Ma riflettendo bene, nonostante le dinamiche nettamente differenti
nel tempo, i risultati non sono poi così tanto differenti. Infatti
troppo spesso, ancora, si sentono storie di giovani suicidi per paura
e codardia nell'accettare un rimprovero, una punizione o
semplicemente uno sguardo che potrebbe sottolineare una delusione
cocente. È questo forse, al di là di tutto il resto, il messaggio
puro che la Risoli lancia tramite la sua prima opera: il dialogo. Non
vi è ostacolo più grande per il raggiungimento della felicità
nell'unica vita che ci è concesso vivere se non la mancanza di
contatto con il prossimo. Le paure di un confronto possono essere
molteplici, ma l'importanza di instaurare un rapporto sincero, seppur
duro, con i propri figli serve proprio a non imbattersi in situazioni
dal finale tragico e incontrovertibile. Se devo esser sincera ciò
che adoro dei romanzi di Barbara è proprio la voglia di trasmettere
concetti profondi attraverso quelle che sembrano semplici storie di
amori storici, comunque perfettamente descritti e narrati. Lasciatemi
dire, infatti, che Venanzio non disattende affatto le aspettative,
conoscendo i canoni amati dall'autrice, così come fanno la loro
figura i personaggi maschili secondari. Come nell'Onda ricorre la
figura del lavoratore che, pur non avendo la perfezione intrinseca,
guadagna la propria fortuna tramite il sudore della fronte. Vi è poi
la figura del padre autoritario, che pur non trovando da subito
l'empatia con il lettore, si svela per l'essere umano che in fondo è,
con i propri sentimenti celati e le proprie fragilità degne di un
genitore catturato e avvinto dalla quotidianità a discapito del
valore più alto della famiglia, che comunque è sempre pronto a
recuperare nei momenti di maggior sconforto. Le donne, come sempre
nei romanzi della Risoli, poi, danno il senso della forza d'animo,
dell'indipendenza e dell'assoluta capacità di riuscita nei momenti
bui della propria vita senza il bisogno necessario di terzi per il
raggiungimento della propria felicità.
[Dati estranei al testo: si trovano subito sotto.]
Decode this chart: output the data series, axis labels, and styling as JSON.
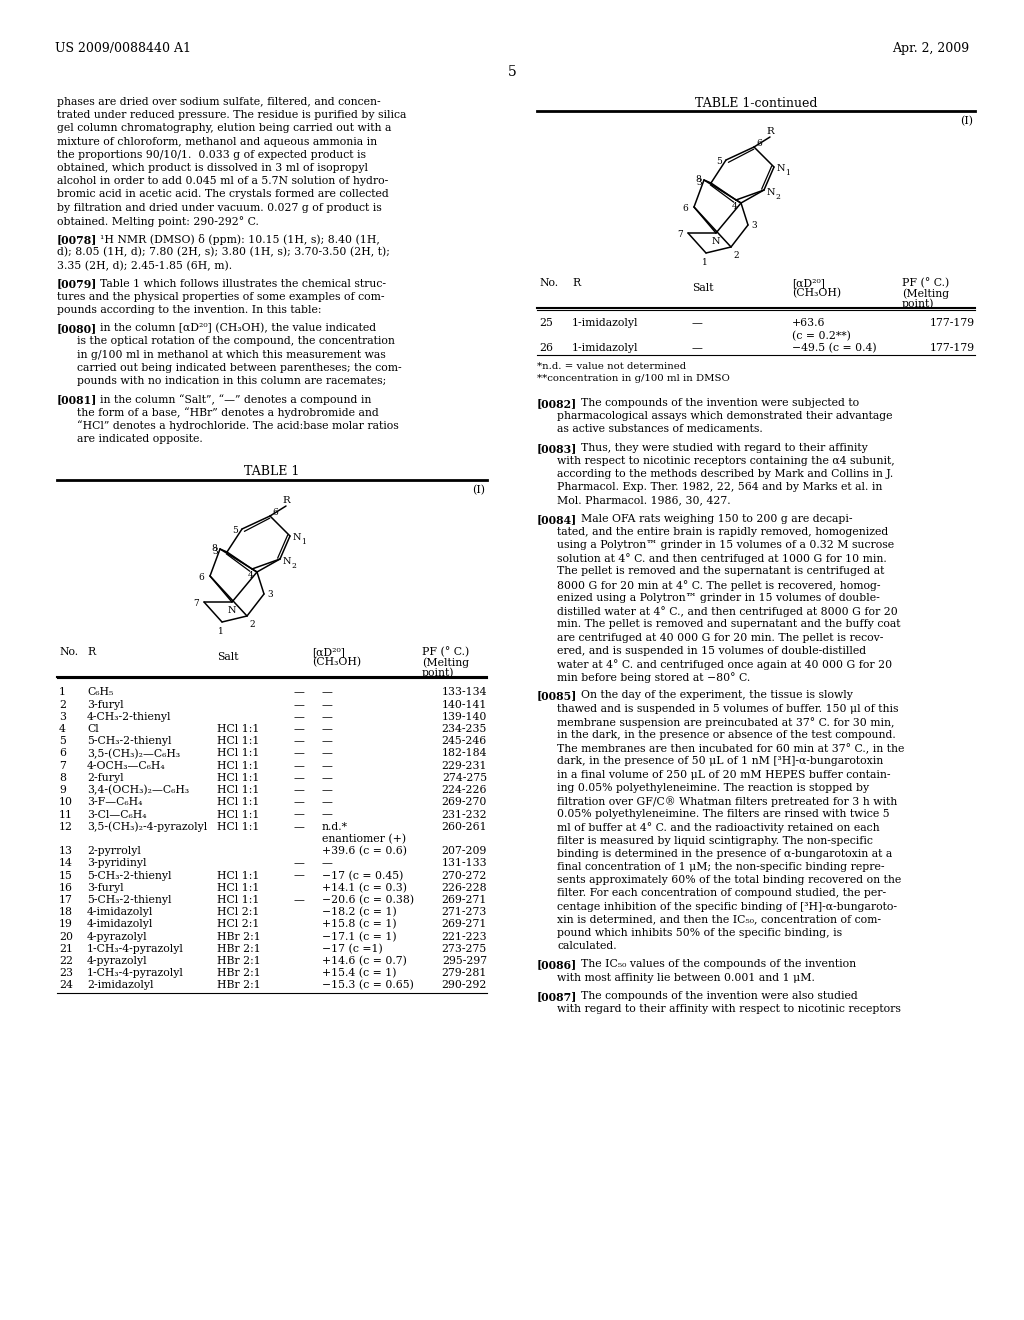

L'uomo, per le donne della
Risoli, è semplicemente l'arricchimento della vita, il particolare
necessario alla felicità perfetta, ma non il mezzo per il quale
questa viene ottenuta. La fortuna la si costruisce con le proprie
mani, che si tratti di uomo o donna, indistintamente. Plaudendo
un'ulteriore volta alla bravura di un'autrice a mio avviso degna
delle luci della ribalta, mi appresto a leggere il secondo volume
della duologia che conclude le vicende di Eufrasia e Venanzio,
augurandomi che nel frattempo qualche casa editrice scopra davvero
chi è Risoli Barbara. Un'autrice italiana destinata agli scaffali
delle librerie e non agli e-book autoprodotti su Amazon.